一霎时,空气中又充满了快活的欢声笑语和骂街声。
隔壁1202又通过猫眼窥视到了这一切,且依旧在屋里一声不吭。
江危和陆佐伊一左一右把脱力的薛素问扶进屋。
祝槿回头觑了一眼隔壁那扇门,站在他们家门前注视了片刻,然后才跟着进屋。
她明显可以感觉到,门后的呼吸都被瞬间屏住了。
寒风抽打着玻璃窗,两者互相较量谁更冷硬。
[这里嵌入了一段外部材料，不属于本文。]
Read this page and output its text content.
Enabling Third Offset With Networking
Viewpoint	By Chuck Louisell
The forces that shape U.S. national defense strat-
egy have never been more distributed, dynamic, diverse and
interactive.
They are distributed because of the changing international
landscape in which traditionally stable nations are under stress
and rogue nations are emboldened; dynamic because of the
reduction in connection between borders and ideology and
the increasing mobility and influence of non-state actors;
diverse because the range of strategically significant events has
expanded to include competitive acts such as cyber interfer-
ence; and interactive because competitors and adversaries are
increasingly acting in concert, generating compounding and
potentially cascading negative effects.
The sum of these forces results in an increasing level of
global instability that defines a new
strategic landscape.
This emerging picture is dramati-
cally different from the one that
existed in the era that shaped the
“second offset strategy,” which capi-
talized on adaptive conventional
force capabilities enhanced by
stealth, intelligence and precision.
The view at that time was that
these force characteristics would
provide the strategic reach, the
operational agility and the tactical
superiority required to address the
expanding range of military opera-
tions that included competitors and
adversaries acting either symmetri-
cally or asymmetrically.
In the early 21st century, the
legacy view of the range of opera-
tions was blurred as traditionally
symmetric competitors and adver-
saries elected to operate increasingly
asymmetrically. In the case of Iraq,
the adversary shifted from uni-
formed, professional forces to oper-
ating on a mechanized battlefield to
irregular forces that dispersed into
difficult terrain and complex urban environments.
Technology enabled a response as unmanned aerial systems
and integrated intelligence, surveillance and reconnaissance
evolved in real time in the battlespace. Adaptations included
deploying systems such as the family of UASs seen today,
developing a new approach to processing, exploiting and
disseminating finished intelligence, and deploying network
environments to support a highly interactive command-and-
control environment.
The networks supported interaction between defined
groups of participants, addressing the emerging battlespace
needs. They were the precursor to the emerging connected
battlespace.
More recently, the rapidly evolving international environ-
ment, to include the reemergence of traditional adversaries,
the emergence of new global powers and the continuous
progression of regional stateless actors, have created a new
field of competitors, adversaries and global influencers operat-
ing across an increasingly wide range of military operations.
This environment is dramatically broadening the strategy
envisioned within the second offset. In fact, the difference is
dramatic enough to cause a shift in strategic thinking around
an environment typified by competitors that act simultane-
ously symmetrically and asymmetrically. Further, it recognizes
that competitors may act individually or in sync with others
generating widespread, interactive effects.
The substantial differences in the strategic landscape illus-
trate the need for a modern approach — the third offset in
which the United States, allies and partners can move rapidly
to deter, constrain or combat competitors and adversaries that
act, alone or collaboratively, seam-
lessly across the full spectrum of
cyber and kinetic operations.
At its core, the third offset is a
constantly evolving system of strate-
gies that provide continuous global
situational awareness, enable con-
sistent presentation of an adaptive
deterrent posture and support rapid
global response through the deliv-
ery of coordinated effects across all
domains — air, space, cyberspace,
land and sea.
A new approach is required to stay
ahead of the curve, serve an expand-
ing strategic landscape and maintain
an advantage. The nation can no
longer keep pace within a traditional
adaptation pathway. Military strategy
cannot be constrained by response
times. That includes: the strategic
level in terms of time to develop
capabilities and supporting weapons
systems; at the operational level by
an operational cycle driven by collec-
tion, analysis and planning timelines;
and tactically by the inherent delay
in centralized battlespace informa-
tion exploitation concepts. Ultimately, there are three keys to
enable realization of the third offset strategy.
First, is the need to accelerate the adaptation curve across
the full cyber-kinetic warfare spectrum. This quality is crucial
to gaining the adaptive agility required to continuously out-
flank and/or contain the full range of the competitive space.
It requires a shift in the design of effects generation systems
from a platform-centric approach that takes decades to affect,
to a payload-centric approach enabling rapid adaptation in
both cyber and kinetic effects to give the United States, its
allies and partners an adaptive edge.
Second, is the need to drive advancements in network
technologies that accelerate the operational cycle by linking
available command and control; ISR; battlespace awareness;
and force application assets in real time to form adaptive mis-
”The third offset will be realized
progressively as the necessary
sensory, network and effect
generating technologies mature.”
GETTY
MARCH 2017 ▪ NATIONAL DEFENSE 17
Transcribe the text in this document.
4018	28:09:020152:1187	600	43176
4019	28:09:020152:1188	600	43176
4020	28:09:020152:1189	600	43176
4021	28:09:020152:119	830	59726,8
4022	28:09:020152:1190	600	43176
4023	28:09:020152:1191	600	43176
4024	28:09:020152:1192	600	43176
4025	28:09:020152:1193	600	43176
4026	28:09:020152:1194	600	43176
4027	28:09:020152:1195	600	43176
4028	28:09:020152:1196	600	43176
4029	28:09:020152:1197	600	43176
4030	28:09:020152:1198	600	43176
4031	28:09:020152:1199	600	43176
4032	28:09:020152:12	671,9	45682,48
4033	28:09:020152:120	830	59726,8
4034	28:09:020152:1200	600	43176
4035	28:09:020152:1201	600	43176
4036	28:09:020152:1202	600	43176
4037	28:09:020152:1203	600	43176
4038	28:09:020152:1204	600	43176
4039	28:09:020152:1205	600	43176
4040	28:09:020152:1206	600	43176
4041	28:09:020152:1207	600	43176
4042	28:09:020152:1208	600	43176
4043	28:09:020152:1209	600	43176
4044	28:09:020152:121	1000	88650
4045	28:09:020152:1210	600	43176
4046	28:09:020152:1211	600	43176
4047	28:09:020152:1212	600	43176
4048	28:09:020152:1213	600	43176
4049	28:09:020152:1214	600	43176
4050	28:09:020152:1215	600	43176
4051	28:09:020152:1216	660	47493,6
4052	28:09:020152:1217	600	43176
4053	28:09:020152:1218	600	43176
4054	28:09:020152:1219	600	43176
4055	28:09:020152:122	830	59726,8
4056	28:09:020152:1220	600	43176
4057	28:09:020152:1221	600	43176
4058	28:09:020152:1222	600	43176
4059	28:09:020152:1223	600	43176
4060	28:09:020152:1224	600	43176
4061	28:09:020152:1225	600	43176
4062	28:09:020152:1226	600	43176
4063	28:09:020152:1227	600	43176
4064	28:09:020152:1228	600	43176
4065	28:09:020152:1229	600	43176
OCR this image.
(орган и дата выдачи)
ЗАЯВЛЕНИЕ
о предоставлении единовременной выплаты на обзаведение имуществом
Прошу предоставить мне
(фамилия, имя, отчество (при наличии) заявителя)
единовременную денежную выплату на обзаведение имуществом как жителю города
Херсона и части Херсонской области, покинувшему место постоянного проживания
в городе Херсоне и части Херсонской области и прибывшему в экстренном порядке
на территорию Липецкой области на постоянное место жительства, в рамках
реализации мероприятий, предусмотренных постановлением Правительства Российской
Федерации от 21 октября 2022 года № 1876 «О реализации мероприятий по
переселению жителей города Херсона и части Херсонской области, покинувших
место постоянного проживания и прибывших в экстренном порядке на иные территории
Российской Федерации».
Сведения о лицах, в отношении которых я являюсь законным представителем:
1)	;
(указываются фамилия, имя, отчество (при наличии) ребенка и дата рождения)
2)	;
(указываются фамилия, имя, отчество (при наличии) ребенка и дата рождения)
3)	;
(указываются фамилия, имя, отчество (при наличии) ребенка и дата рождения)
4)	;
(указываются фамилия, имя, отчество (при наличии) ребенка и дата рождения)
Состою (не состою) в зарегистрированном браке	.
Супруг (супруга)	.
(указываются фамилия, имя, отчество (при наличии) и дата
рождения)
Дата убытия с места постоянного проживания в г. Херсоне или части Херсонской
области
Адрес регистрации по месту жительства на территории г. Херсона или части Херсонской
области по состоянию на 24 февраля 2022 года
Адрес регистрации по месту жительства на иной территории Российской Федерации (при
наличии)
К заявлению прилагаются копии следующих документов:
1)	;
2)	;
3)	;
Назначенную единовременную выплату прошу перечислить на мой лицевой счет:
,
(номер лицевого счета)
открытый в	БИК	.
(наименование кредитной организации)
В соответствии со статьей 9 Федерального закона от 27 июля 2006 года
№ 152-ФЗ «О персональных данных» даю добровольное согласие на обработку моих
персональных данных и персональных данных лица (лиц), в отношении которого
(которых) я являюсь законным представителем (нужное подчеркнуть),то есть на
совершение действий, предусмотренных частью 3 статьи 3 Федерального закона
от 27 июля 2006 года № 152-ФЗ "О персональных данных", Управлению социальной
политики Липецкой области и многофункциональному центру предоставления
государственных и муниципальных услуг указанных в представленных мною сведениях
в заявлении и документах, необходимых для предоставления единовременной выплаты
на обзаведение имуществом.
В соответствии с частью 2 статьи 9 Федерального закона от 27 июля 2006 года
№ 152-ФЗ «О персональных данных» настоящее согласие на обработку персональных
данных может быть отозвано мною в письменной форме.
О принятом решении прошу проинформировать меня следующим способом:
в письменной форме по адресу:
天地俱寂,唯此二者噼里啪啦地作响。
……
后面几天,薛素问的精神有些萎靡不振。
怀沙一得空,就拼命往她怀里拱,翻着肚皮任她抚摸。
薛素问没有辜负怀沙这份心意,握着它的大爪子玩,一面去抓挠着狗子的胸脯。挠得狗子美滋滋的,一个劲傻乐。
“到底是谁在安慰谁啊!你这坏狗!”她笑着骂道,手上撸狗的动作却没停下。她不禁庆幸起来,还好当初听劝养了伴侣动物,否则她这么大个人了还找朋友们哭,真的有些不好意思。
这期间,莫彤和张雪见母女上过一次门,邀请她们一起去郊外砍柴。
她们没拒绝,而是把薛素问也拉上,正好让她出去透透气。
冷风一吹,薛素问心中的郁气消散了不少,所谓往者不可谏,很快,她就转而投身入更重要的生存大计中去。